Waktu dua hari ini pun Hyukjae habiskan buat kuliah dan menonton video. Dia gatal dan panas sendiri selama menonton video. Aduh, sebenarnya Hyukjae ngeri sih. Kok di video si itu yang cowok bottynya pada ngerang sakit gitu ya. Nakutin sumpah.
Wajahnya ada yang kek nahan pup sakit banget pasti ya. Tapi, lama-lama mereka kek kucing dikasih ikan. Mengeluarkan suara aneh dan berisik. Wajahnya jadi keenakan. Hyukjae merasa cowok-cowok botty itu punya kepribadian ganda.
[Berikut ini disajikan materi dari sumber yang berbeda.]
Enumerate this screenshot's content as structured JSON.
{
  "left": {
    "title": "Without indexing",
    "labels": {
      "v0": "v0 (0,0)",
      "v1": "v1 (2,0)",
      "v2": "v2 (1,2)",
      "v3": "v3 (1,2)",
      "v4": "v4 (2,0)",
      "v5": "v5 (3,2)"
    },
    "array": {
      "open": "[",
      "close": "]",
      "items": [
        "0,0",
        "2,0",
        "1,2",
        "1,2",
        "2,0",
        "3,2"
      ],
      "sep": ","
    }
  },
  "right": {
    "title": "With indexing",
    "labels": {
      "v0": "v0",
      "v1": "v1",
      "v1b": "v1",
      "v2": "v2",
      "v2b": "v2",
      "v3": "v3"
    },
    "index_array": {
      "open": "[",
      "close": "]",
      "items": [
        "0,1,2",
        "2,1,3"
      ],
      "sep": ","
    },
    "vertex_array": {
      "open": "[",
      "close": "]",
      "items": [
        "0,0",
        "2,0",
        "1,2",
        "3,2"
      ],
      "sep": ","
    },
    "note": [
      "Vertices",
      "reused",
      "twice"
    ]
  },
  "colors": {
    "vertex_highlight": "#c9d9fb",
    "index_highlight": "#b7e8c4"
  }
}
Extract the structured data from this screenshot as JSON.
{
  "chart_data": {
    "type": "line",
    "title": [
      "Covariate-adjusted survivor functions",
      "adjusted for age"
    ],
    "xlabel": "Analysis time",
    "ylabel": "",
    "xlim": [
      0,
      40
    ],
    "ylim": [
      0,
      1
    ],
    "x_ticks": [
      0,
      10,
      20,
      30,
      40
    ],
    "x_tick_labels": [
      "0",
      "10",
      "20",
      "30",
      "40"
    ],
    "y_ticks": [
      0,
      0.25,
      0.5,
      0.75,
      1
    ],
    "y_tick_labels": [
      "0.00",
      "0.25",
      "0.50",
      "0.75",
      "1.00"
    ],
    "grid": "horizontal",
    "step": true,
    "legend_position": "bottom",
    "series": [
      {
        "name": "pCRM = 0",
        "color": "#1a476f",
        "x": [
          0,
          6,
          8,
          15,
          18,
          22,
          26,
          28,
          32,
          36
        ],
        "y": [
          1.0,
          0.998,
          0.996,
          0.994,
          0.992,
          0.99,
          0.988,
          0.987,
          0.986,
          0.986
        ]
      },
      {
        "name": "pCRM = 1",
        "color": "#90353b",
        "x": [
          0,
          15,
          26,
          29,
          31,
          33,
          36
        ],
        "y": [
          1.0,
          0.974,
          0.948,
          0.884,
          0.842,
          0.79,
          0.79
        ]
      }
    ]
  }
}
Diawal teriak-teriak stop, kebelakang minta lagi. Ugh.
Apa nanti kalau dia sama Donghae, Hyukjae bakal minta stop juga ya? Apa bakal sesakit itu? Bayanginnya Hyukjae ngeri sendiri. Bulu kuduknya meremang. Coba deh, masa lubang sekecil dan tersembunyi diantara aset berharganya itu bakal digempur sama adeknya Donghae.
Arrrgggggh
Hyukjae menutup mata. Menepis bayangan tersebut tapi tak bisa lenyap. Sebenarnya Hyukjae takut. Tapi tapi. Kalau Donghae sama dia nggak begituan, terus nanti Donghae benar-benar bosan sama Hyukjae. Hyukjae ditinggalin. Hyukjae jauh lebih sakit deh dibanding saat adeknya Donghae menggempurnya.
Sudah, Hyukjae coba iklhas menerima keadaan.
.
.
Dua hari sudah berlalu begitu cepat. Hyukjae deg-degan. Ia sudah menelpon Donghae untuk menjemputnya ke rumah Donghae. Hyukjae sudah minta izin sama Mama dan Babanya untuk menginap. Mamanya mengizinkan dengan senang hati. Malahan membantu Hyukjae packing barang-barang. Entahlah apa saja yang dipacking, untuk acara menginap satu malamnya Hyukjae sampai menggunakan koper mini.
Baba lain cerita. Hangeng sangat menolak untuk memberi izin. Anak kesayangannya itu tidak diperbolehkan tidur selain di rumahnya. Baba Hangeng sempat bersikeras rencana Hyukjae tergagalkan. Tapi, ketika Mama Hyukjae yang galak dan manja itu sudah ketus dan melempar tatapan ngeri. Baba Hangeng akhirnya luluh. Habis Mama Hyukjae mengancam akan pulang ke rumah orang tua kalau Hyukjae tak diizinkan pergi.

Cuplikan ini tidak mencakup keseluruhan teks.